Major Publishers Sued for Antitrust Violations

Professor Lucina Uddin, with Justice Catalyst and the law firm Lieff Cabraser, has filed an antitrust case against six of the largest for-profit publishers: Elsevier; Wolters Kluwer; Wiley; Sage; Taylor & Francis; and Springer Nature, as well as the International Association of Scientific, Technical and Medical Publishers, commonly known as STM. Interestingly, this is a class action lawsuit from a private plaintiff, not a government action.

The complaint is a broadside against the current state of the scholarly publishing industry. For its antitrust claims, the plaintiffs point to three major areas: uncompensated peer review; the requirement that authors submit exclusively to one journal; and the requirement that, upon article acceptance, authors sign away their rights to publishers that prevent the authors from sharing their research. The plaintiffs point to language found in STM’s International Ethical Principles for Scholarly Publication, which all publishers in the case agree to, in support of their case.

It is important to keep in mind that a complaint does not need to go that far in detailing the legal arguments that go into a case. The plaintiff says the defendant did some things, asserts those actions were unlawful, states the source of the unlawfulness, and asks for some relief. The first of those take up the majority of the brief. Before the court can really get into the lawfulness question, it will have to resolve the issue of this being a class action, and the definition of the class. The publishers will likely assert that individual authors cannot be joined as a group, and need to be treated individually. They might have a point, in that some people may have only interacted with the system as peer reviewers, and some people may have only been submitting authors. 

Allegations

The first allegation is about unpaid peer review labor. This allegation should give the defendants the most pause. Why aren’t peer reviewers compensated financially? Whatever that reason is, is there a better way to deal with that issue rather than not paying them? By many accounts, we are reaching a peer review crisis in terms of finding enough reviewers. The biggest problem the plaintiffs face here is that their allegation is pretty weak in terms of pointing to the actual language in STM documents that say reviewers should not be paid. There is acknowledgement that it is volunteer work, but none of the ethics requirements say not to pay. 

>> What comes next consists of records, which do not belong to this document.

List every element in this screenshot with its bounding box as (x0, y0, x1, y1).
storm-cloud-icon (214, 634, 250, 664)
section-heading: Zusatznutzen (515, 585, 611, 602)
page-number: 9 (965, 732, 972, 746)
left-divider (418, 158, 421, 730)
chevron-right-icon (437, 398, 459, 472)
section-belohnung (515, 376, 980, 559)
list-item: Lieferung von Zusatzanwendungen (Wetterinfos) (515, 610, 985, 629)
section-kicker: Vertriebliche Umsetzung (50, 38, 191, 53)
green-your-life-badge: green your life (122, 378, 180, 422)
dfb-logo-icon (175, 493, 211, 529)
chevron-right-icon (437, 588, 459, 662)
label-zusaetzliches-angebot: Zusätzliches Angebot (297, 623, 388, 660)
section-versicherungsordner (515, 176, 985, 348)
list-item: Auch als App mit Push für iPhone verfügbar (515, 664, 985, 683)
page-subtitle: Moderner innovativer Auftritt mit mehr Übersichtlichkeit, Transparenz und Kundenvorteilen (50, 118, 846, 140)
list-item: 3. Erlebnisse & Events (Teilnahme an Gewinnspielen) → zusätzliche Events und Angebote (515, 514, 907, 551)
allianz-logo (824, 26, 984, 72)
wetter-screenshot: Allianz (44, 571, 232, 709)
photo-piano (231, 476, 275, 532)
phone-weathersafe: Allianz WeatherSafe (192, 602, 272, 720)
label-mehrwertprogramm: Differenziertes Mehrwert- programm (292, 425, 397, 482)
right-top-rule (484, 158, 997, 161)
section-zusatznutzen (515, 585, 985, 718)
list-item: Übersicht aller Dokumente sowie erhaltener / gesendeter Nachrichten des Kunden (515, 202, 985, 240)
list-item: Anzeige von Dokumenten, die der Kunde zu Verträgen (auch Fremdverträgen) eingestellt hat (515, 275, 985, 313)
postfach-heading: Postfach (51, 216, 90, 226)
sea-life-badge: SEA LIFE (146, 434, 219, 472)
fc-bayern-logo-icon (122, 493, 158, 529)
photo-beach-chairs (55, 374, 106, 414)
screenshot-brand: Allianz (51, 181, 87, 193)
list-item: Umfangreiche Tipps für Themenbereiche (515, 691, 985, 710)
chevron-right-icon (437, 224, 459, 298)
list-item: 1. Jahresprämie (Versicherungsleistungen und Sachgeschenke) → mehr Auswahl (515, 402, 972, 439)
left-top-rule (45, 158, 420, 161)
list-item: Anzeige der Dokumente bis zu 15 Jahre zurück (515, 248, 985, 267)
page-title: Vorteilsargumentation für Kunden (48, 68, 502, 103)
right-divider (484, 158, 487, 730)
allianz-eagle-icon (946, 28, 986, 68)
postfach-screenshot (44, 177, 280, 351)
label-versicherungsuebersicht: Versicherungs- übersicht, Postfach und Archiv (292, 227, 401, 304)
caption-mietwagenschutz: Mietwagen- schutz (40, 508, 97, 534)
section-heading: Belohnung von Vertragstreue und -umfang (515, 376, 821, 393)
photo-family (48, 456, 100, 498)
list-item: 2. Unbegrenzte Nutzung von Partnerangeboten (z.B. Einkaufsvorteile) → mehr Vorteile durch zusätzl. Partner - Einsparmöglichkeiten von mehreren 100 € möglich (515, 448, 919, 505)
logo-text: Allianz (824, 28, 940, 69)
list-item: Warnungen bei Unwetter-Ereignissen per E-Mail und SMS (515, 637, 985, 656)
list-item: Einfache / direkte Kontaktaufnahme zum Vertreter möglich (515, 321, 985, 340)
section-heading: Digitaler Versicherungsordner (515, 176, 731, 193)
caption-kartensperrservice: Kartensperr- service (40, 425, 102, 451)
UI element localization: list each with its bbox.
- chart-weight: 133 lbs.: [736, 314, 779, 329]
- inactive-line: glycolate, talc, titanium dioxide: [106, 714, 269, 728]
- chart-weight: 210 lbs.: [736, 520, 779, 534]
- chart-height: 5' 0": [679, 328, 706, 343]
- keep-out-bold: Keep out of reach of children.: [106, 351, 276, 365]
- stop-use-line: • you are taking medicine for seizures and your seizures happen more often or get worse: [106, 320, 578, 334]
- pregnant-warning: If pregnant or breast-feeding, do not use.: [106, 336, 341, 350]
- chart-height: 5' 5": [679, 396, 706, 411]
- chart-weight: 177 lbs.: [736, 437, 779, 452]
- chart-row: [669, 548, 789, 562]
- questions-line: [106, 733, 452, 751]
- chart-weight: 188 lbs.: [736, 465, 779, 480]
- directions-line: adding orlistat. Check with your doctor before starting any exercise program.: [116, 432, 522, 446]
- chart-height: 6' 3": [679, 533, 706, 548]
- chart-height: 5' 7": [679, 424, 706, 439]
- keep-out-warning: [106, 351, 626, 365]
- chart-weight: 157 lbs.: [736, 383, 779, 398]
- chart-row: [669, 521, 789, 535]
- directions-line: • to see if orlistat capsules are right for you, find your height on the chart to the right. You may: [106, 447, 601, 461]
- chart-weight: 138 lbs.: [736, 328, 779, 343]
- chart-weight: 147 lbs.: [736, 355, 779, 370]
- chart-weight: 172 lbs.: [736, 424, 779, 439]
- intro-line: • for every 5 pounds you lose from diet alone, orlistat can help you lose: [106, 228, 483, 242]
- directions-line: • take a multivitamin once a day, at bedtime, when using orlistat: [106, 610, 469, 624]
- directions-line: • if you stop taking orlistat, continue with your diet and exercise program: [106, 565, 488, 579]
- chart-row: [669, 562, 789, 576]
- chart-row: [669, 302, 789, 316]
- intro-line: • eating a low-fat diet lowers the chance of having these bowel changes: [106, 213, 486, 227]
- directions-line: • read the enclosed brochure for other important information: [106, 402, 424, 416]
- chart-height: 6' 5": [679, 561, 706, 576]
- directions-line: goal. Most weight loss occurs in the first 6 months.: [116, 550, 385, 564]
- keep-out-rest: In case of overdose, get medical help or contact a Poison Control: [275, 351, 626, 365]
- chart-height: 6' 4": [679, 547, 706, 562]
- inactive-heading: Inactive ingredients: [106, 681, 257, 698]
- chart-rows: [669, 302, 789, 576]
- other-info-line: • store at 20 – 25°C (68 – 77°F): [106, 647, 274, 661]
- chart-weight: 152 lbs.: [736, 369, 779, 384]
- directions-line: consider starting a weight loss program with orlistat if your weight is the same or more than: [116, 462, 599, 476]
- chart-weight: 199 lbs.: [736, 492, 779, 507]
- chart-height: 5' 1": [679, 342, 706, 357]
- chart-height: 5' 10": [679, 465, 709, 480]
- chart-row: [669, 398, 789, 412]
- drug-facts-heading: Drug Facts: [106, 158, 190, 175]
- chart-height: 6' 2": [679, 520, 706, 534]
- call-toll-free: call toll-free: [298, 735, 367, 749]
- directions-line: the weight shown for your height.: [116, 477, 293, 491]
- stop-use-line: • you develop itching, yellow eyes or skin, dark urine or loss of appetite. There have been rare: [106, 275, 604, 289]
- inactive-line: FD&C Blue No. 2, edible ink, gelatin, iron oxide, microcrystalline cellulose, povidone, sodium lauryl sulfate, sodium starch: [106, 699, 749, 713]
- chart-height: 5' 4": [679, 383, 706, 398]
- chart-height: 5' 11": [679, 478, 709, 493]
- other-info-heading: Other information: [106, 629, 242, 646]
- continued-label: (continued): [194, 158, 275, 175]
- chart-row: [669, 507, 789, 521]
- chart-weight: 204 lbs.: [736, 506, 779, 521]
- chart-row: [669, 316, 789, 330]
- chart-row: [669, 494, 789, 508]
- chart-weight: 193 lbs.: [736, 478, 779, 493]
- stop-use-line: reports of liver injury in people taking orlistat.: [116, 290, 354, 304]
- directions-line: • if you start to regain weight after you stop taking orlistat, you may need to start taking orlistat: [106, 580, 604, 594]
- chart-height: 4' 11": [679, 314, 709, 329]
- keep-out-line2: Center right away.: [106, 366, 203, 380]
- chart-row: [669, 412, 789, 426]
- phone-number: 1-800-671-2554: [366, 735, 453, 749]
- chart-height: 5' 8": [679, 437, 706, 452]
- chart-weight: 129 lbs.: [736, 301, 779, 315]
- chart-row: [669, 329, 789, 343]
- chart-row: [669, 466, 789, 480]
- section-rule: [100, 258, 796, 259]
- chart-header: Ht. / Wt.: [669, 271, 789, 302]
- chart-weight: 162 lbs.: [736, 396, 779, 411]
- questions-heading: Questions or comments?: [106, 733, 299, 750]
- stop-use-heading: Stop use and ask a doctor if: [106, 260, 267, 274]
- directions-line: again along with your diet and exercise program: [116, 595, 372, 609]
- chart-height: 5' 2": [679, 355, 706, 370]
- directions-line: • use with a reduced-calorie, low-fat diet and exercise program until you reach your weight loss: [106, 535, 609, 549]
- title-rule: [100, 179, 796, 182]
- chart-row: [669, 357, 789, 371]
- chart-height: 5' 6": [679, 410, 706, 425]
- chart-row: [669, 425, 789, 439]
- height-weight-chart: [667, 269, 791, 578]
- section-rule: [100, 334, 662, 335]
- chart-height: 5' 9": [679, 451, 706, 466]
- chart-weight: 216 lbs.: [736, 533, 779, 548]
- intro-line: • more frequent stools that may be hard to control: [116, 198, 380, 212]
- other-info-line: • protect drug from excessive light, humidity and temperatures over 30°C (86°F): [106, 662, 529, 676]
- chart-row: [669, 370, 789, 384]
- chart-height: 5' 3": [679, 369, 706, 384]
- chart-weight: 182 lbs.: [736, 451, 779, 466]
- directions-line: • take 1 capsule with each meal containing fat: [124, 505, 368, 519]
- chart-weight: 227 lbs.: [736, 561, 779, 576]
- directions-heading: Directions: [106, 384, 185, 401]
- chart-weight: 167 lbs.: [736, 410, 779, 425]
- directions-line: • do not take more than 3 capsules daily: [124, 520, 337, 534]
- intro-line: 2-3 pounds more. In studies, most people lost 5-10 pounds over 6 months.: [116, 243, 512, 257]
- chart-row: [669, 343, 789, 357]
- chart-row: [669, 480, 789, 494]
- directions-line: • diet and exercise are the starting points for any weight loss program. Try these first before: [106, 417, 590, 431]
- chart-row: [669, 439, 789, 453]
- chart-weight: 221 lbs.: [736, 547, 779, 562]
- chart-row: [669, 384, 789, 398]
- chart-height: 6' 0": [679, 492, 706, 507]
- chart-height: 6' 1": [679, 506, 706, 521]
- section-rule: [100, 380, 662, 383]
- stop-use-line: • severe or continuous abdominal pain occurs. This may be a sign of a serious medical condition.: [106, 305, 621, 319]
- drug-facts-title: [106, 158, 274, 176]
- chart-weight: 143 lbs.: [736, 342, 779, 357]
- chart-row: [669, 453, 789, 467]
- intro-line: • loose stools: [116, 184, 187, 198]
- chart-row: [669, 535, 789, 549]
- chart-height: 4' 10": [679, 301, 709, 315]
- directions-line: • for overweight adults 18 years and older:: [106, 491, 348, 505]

The second is the requirement that authors only submit to one journal at a time. This certainly predates STM, but it is mentioned in the STM ethics. It is an interesting idea to consider what academic publishing would look like where journals compete for articles at the submission stage. Most law publishing is already this way. Allowing multiple submissions has not led to any monetary compensation for authors, but there are ways authors use the system to maximize prestige, which is one of the main benefits authors get from publishing. It is also arguably quite inefficient, with potentially hundreds of journals all spending time to review a submitted manuscript with no pay-off. 

The final claim is against the practice in author agreements that prohibit sharing of the manuscript. I’m not sure that this is completely factually correct, as it seems to mix articles under submission and articles that are published, but the claim will need to be fleshed out in light of policies on things like preprints. The complaint is also against publishers requiring authors to sign publishing agreements where the authors transfer their copyright.

Analysis

Overall, I do not think this lawsuit will “fix” scholarly publishing. It does not effectively address the prestige economy that drives authors to certain behaviors in the first place; nor would the industry become less consolidated. However, even if it turns out that the business of scholarly publishing is not the way it is due to unlawful market collusion, it is good to question why the industry is shaped like it is.

I am not sure how the large Open Access publishers, MDPI and Frontiers, did not get listed as parties in the lawsuit. Given the suit alleges the defendants own a little more than half of all academic journals, they must be more concerned with titles than articles published. In addition, totally OA publishers likely could not be included in the third alleged unlawful practice, as authors are allowed to share their work.

I think the case will eventually be whittled down to the peer review compensation issue, where it will be easiest to define a particular class of people affected. At that point, a settlement that includes changing the language of the ethics guidance of STM, plus a monetary payment to reviewers (where the lawyers received a nice percentage of the total) would probably be in everyone’s best interest.